Weslee Knapp, Keller Knapp Realty: “Take a different approach than the average person. Every property is different, and you have to understand who the buyer is for that property and attach the marketing efforts to that particular subset of consumers.”
Chad Polazzo, RE/MAX of Georgia: “It’s about efficiency. Efficiency means, ‘How can I do something faster? How can I do it easier? And how can I make it less painful for people, more smooth and more enjoyable?’ Selling and buying real estate is a stressful endeavor for most people, and one of the things that I strive to do is to make it fun and enjoyable, because otherwise, what’s the point? Younger agents do have a distinct advantage, because they don’t have any of these legacy systems that they’ve been developing over the years that they’re trying to transition out of.”
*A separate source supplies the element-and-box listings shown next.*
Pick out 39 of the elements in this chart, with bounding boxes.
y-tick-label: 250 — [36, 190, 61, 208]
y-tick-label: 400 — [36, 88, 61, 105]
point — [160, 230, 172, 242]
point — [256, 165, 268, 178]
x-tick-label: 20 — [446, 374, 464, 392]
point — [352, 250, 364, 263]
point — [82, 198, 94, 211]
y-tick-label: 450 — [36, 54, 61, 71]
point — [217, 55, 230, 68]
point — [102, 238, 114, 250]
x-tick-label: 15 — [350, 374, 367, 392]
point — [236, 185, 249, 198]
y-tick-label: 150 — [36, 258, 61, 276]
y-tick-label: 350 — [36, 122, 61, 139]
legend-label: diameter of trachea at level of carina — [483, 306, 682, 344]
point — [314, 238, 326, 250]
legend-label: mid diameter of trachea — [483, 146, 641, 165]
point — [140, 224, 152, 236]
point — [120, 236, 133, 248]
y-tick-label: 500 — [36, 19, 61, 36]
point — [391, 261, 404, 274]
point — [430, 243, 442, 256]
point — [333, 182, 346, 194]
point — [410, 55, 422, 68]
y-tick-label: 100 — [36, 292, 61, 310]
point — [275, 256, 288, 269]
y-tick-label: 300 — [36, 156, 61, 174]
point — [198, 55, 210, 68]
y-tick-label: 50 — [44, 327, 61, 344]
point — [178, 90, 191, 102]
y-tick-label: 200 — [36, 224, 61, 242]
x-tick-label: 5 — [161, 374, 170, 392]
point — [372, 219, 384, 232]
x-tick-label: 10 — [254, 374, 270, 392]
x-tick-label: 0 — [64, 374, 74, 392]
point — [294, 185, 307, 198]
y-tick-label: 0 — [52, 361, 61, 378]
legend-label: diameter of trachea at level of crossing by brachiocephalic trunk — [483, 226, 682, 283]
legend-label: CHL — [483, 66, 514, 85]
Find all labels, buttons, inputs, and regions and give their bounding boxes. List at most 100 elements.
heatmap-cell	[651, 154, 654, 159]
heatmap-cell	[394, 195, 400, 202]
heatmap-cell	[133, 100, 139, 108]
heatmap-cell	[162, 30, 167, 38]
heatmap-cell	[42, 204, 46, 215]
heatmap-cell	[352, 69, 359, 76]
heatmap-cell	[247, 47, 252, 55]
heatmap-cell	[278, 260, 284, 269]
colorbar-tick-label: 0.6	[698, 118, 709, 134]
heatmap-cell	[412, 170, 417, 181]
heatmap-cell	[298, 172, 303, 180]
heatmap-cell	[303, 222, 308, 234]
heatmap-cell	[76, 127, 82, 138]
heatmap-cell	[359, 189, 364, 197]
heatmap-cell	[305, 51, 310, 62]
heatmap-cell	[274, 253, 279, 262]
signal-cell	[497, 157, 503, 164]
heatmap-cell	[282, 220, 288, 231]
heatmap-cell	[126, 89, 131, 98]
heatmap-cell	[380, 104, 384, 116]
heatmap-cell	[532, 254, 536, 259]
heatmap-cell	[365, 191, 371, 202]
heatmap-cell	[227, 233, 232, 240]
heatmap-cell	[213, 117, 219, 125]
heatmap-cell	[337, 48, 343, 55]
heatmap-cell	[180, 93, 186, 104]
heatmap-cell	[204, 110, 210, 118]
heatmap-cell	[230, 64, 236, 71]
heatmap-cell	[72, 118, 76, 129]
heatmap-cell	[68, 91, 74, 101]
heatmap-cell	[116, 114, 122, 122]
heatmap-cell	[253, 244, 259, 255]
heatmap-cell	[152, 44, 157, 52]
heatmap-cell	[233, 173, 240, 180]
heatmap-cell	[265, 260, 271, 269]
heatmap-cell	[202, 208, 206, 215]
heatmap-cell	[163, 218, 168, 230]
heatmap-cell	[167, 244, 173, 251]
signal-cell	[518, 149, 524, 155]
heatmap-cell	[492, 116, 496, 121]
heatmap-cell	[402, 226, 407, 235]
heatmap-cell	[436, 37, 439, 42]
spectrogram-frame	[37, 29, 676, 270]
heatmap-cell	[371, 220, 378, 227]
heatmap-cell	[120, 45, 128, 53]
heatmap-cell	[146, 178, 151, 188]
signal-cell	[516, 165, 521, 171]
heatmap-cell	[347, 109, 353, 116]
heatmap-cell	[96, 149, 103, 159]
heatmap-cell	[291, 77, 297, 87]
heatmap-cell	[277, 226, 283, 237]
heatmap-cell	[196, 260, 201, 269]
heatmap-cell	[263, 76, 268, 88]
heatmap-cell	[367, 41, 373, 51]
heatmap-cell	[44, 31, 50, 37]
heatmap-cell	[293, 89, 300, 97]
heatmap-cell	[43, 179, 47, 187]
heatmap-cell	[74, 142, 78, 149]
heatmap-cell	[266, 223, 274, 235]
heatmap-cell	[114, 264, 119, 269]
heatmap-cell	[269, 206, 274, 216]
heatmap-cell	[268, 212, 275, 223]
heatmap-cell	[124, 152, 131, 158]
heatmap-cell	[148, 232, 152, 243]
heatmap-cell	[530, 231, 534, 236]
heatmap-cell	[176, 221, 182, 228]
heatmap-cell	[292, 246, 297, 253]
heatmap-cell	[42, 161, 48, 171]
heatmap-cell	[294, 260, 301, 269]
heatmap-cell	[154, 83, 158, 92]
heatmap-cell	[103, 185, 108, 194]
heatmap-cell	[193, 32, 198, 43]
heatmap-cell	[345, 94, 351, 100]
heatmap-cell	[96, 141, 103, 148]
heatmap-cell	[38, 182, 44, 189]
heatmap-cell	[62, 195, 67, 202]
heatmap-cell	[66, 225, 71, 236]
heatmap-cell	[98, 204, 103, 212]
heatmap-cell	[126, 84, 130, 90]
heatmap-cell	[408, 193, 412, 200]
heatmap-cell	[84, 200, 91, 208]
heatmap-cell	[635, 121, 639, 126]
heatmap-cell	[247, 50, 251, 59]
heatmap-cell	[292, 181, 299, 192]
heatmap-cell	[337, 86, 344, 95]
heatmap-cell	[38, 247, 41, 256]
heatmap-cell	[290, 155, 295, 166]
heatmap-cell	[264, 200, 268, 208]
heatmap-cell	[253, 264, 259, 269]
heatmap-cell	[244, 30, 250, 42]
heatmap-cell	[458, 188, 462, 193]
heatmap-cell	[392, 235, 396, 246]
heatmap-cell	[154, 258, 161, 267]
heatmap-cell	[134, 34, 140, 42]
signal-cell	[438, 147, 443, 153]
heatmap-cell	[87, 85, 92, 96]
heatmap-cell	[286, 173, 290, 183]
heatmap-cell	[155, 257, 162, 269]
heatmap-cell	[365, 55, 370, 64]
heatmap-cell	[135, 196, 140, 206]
Bobbi Meyers, Coldwell Banker: Looking back, with all of the knowledge that I have have gained over the years, I would say the one thing I would coach my young/new agent self on is remaining consistent and maintaining a great database. I was not taught how important it was to create and work your database. The lack of that caused my business to have major highs and lows over the years. Once I got the hang of that and learned how to consistently touch my sphere of influence – through mailings, emails, newsletters, social media, postcards and other forms of communication – my business not only increased, but it allowed me to stay in front of clients that I sold previously, which resulted in them calling me back to sell their current home and upgrade them to a bigger home. New agents: Learn that quickly; it could save you a lot of headaches, anxiety and panic.